筋トレと有酸素を同じ日にやるなら、順番はどちらが先ですか?

その日の目的によります。筋トレを主役にする日は筋トレを先に(疲れた状態で高重量を扱うのは危険なため)、勉強を主役にする日は有酸素を先にして、そのまま机に向かうのが私のやり方です。同じ日に両方フルでやる必要はなく、片方を「軽く」にするだけで扱いやすくなります。

朝と昼と夜、どの時間帯が一番いいですか?

「続けられる時間帯」が一番です。そのうえで私が優先しているのは昼前で、理由は運動後に丸ごと午後が残るからです。朝が得意な人は朝でよいですし、夜しか無理なら夜で構いません。ただし就寝の3時間前より後に強めの運動を入れると寝つきが悪くなる人がいるので、その場合は速歩きに落としてください。

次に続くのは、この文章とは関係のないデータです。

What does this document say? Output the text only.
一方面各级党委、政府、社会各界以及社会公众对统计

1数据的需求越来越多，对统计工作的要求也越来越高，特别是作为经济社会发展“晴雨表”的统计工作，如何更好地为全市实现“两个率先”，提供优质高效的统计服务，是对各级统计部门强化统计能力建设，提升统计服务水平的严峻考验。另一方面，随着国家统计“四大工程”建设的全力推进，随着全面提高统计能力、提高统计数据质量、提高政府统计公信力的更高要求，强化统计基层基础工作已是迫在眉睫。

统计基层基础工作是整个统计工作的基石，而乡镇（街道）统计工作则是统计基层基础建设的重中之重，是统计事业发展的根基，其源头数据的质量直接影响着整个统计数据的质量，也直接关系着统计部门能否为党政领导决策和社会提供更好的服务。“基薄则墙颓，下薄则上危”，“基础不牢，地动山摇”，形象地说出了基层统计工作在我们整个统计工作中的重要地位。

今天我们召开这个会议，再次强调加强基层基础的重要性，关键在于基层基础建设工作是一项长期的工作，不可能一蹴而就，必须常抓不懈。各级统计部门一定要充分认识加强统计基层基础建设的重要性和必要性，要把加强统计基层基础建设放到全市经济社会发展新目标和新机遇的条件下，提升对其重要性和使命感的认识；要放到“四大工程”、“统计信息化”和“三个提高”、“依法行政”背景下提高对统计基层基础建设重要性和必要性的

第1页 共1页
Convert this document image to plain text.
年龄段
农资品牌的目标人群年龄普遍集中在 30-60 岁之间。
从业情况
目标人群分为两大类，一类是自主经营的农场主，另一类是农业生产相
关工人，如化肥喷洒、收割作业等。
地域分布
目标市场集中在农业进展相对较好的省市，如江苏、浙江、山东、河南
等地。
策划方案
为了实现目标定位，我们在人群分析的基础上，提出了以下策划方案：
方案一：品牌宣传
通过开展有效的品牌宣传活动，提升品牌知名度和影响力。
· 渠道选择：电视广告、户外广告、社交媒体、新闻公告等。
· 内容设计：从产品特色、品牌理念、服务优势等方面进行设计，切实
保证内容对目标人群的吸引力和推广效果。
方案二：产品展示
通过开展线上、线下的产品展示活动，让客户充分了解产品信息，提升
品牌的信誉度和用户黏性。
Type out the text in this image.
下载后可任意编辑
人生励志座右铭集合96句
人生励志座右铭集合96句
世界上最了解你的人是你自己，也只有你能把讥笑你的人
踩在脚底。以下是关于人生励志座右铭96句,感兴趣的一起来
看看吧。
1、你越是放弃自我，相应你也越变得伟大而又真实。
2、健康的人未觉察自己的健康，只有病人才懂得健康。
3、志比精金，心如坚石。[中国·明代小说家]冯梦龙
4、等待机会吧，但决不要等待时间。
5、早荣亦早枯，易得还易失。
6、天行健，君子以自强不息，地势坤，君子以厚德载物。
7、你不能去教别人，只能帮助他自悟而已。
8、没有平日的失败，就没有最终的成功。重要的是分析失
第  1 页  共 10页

週150分をこなせない週が続いています。減らすなら何から削るべきですか?

削るのは単独で取る枠(②)からです。移動に混ぜる枠(①)とすき間の枠(③)は、そもそも新しい時間を必要としないので、忙しさの影響を受けにくく、最後まで残せます。逆に①③まで消えているときは、運動ではなく生活そのものが破綻しかけているサインだと考えて、睡眠を先に立て直したほうがよいと思います。

運動した日のほうが疲れて勉強できない気がします。

強度が高すぎる可能性が高いです。「短い文なら話せる」を超えていないか確認してみてください。それでも疲れが残る場合は、睡眠か食事が足りていないことが多いです。運動は不足しているものを埋めてはくれないので、その順番で見直すほうが早いと思います。

まとめ

  • 有酸素の見返りは「将来の健康」ではなくその日の午後の集中力
  • 筋トレは勉強の後、有酸素は勉強の前。返ってくるタイミングが違う
  • 強度は心拍数ではなく「短い文なら話せるか」で判定する
  • 週150分は①移動に混ぜる ②単独で取る ③すき間、の3枠に割る
  • 忙しい週も1日10分だけは残す。ゼロにすると再開に2週間かかる

有酸素運動を「時間を奪うもの」と考えている限り、忙しい時期には必ず切られます。けれど実際には、同じ勉強時間の中身を濃くするための投資であり、しかも当日中に返ってくる投資です。まずは移動を速歩きに変えるところから、1週間だけ試してみてください。午後の粘りに違いを感じたなら、その先の設計は自然と続きます。

※ 本記事は医学生である筆者個人の経験と実践をまとめたものであり、医学的助言ではありません。持病のある方、関節や心肺に不安のある方、妊娠中の方などは、運動の内容と強度について必ず主治医にご相談ください。運動中に胸痛・強い息切れ・めまいなどが生じた場合は直ちに中止してください。